Match the statements/expressions given in Column I with the values given in Column II.

(a) \(2 \sin ^2 \theta+\sin ^2 2 \theta=2\)
\(\Rightarrow \quad \sin ^2 2 \theta=2 \cos ^2 \theta\)
\(\Rightarrow \quad 4 \sin ^2 \theta \cos ^2 \theta=2 \cos ^2 \theta\)
\(\Rightarrow \quad \cos ^2 \theta=0\) or \(\sin ^2 \theta=\frac{1}{2}\)
\(\Rightarrow \quad \cos \theta=0\) or \(\sin \theta=\pm \frac{1}{\sqrt{2}}\)
\(\Rightarrow \quad \theta=\pm \frac{\pi}{4}\) or \(\frac{\pi}{2}\)
(b) \(f(x)=\left[\frac{6 x}{\pi}\right] \cos \left[\frac{3 x}{\pi}\right]\)
Possible points of discontinuity of \(\left[\frac{6 x}{\pi}\right]\) are
\[
\begin{gathered}
\frac{6 x}{\pi}=n, n \in I \\
\Rightarrow \quad x=\frac{n \pi}{6} \Rightarrow x=\frac{\pi}{6}, \frac{\pi}{3}, \frac{\pi}{2}, \pi \\
\lim _{x \rightarrow \pi^{-} / 6} f(x)=0 \cos 0=0 \\
\lim _{x \rightarrow \pi^{+} / 6} f(x)=1 \cos 0=1
\end{gathered}
\]
\(\therefore\) Discontinuous at \(x=\frac{\pi}{6}\).
Similarly, discontinuous at \(x=\frac{\pi}{3}, \frac{\pi}{2}, \pi\).

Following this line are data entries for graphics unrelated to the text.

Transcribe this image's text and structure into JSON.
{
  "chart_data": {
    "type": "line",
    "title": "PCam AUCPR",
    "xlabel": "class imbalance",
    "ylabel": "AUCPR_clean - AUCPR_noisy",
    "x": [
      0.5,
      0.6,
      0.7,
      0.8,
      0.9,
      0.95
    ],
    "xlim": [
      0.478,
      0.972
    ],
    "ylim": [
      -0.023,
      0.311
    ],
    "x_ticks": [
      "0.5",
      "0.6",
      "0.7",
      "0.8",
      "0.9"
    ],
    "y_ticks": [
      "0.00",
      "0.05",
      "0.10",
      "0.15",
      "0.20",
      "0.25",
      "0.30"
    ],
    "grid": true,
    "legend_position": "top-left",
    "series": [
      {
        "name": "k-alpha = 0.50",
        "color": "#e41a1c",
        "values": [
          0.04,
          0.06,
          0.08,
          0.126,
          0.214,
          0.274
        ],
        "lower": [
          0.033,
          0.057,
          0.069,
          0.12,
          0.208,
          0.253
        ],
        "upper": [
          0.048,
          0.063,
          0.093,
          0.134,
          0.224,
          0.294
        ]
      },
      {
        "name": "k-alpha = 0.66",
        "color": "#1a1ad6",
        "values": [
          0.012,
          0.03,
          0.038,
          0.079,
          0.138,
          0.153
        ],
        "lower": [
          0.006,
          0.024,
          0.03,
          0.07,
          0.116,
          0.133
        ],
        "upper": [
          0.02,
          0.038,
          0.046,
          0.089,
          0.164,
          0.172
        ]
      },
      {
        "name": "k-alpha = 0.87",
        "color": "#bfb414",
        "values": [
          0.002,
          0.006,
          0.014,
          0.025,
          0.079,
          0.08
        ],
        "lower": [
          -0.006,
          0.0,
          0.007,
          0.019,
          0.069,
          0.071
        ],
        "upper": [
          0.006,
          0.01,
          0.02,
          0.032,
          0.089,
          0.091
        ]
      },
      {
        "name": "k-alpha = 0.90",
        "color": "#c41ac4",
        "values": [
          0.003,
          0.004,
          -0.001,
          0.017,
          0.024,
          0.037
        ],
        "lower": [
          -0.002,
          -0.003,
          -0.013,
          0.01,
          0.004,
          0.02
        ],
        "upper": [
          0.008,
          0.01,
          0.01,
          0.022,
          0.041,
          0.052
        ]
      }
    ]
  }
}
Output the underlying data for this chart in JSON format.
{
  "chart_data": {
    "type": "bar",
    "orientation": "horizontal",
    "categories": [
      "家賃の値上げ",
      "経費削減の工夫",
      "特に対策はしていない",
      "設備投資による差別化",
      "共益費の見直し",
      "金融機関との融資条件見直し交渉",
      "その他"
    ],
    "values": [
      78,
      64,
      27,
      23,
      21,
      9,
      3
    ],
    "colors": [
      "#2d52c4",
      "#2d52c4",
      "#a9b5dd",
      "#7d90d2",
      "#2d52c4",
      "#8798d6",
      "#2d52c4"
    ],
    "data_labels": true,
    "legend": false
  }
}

(c) Here, \(V=\left\|\begin{array}{lll}1 & 1 & 0 \\ 1 & 2 & 0 \\ 1 & 1 & \pi\end{array}\right\|=\pi\) cubic unit
(d) Given, \(\mathbf{a}+\mathbf{b}+\sqrt{3} \mathbf{c}=\mathbf{0}\)
\[
\begin{array}{ll}
\Rightarrow & \mathbf{a}+\mathbf{b}=-\sqrt{3} \mathbf{c} \\
\Rightarrow & |\mathbf{a}+\mathbf{b}|^2=\mid \sqrt{3} \mathbf{c}^2
\end{array}
\]

\[
\begin{array}{lrl}
\Rightarrow & a^2+b^2+2 \mathbf{a} \cdot \mathbf{b}=3 c^2 \\
\Rightarrow & 2+2 \cos \theta=3 \\
\Rightarrow & \cos \theta=\frac{1}{2} \Rightarrow \theta=\frac{\pi}{3}
\end{array}
\]